Q I know that long runs should be run slower than race pace, but can you explain why. I want to race at eight minute/mile pace at next years Flora London Marathon, so surely I should train at that pace? Also, if I run a half-marathon in January, can I use it to predict my marathon finishing time?A Trying to run at eight minute/mile pace (your target race speed) during 20-mile training runs on a regular basis will have a detrimental effect on your other sessions in the week. Thats why long-run pace is slower than race pace.
Instead of trying to sustain a constant race pace in a long training run, try a segmented long run.
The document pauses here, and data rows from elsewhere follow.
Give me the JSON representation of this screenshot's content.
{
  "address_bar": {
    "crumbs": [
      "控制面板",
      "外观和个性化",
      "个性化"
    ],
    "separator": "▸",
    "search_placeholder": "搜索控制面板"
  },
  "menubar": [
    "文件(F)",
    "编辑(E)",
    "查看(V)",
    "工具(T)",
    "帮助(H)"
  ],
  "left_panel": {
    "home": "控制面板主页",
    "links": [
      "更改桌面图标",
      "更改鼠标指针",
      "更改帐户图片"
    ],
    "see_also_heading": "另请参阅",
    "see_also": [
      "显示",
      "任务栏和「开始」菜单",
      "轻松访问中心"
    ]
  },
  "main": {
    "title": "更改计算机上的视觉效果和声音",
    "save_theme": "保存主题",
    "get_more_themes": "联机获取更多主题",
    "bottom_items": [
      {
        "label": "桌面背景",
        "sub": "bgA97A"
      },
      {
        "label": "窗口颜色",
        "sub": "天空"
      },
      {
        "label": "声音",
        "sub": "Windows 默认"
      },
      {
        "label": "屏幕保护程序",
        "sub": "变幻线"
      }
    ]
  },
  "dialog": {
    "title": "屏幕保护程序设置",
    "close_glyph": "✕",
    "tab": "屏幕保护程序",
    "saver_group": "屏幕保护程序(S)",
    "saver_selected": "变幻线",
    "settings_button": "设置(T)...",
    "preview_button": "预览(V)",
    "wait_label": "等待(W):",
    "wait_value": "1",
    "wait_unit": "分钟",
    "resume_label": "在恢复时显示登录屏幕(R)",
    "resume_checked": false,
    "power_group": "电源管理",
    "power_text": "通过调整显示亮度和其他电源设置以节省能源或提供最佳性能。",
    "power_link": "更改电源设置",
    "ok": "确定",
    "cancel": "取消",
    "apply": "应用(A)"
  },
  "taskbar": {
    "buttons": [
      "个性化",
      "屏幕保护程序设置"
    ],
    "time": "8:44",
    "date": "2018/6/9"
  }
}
For example, run for 40 minutes at nine-minute miling, then increase your pace to 8:40 miling for 40 minutes, and finally run for 40 minutes at 8:00-8:25 miling. This will prepare you for digging deep during a marathon, and perhaps even allow you to consider the holy grail of attempting a negative split a slightly quicker second half of your race.
Id also recommend that at the Flora London Marathon you try to run with the RUNNERS WORLD pacers. Theyll relieve you of the pressure of pacing yourself.
As for the second part of your question, multiplying your half-marathon time by 2.2 (or your 10K time by between 4.66 and 5) should predict your marathon capability, though a race closer to April will give you a more accurate picture than one in January.